Although Chanel showed its apparent distrust for the authenticity of resale markets, it invested in another consignment site called FarFetch while pursuing its lawsuit against The RealReal. The brand chose this site since it has higher prices and creates a barrier of exclusivity that The RealReal aims to eliminate. Since it's clear that luxury resale sites won’t disappear, classic brands have started to work with them on their own terms. This new strategy allows famous companies to maintain control over their credibility and prestige and also project a false image of sustainability to the public.
The real problem in this circular marketplace isn’t the resale sites, which attempt to pair sustainability with the demands of the market, but instead the brands that are trying to maintain their exclusive names. The fervor that these companies generate around their work is what causes thrift store prices to rise, luxury resale sites to fake their labels, and consumers to spend exorbitant amounts of money on overpriced goods.
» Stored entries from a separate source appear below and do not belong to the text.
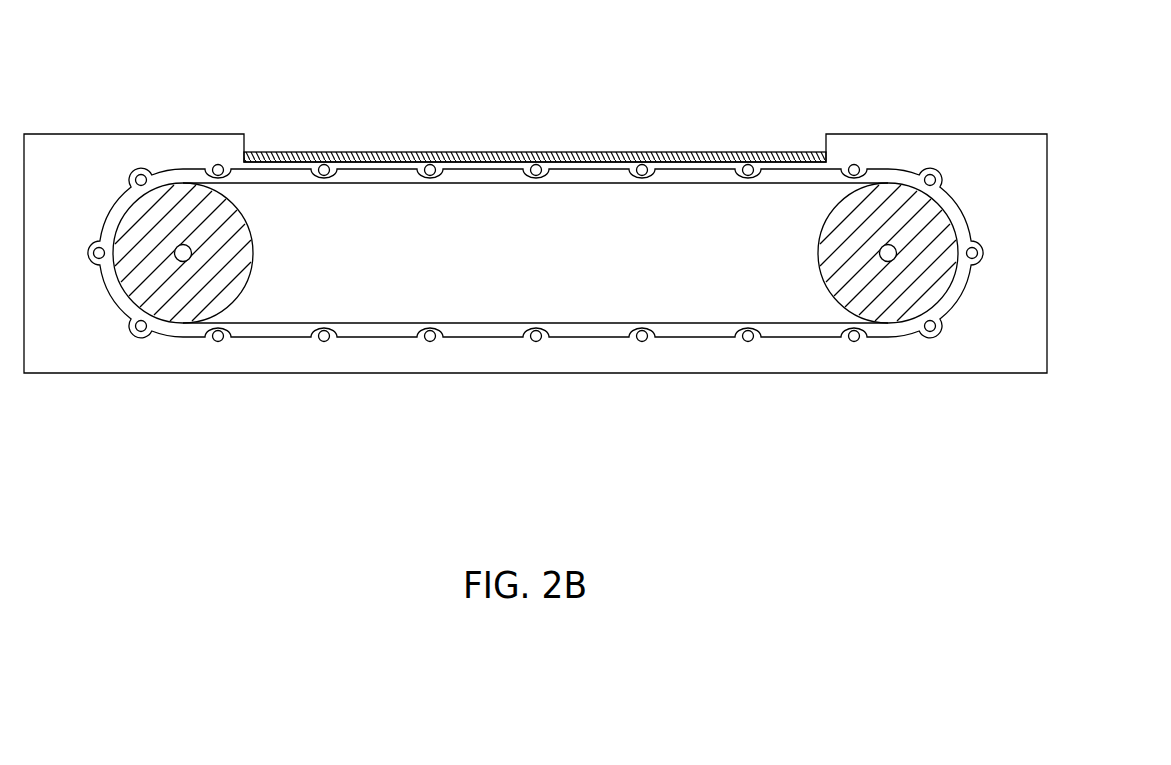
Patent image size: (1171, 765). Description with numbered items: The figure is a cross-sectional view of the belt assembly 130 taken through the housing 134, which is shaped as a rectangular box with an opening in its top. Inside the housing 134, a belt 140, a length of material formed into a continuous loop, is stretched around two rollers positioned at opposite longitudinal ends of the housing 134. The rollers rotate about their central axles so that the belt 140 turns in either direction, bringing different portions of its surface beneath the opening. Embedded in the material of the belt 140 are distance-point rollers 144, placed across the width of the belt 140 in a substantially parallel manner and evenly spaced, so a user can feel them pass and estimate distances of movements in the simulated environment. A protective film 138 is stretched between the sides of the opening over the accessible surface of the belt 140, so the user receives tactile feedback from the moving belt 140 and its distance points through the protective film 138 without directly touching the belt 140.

The belt assembly 130 is at (573, 270).
The housing 134 is at (1048, 178).
The protective film 138 is at (790, 152).
The belt 140 is at (272, 169).
The rollers 144 is at (430, 165).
Despite brands’ concern about the reliability of luxury resale sites, it seems like their popularity will only grow — the industry is projected to hit $51 billion by 2023. The scandals surrounding resale sites have not deterred most consumers, and if anything the partnerships resulting from some brands’ concerns have encouraged the continued adoration of luxury products. Consumers continue to clamor for the goods of giant corporations, unable to see that companies would strongly prefer to make their goods exclusive and unsustainable. It is only if people abandon the worship of these brands, which are more interested in their prestige than sustainability, that the luxury resale market will lose its immense popularity. Unfortunately, a decrease in demand does not appear to be anywhere in sight.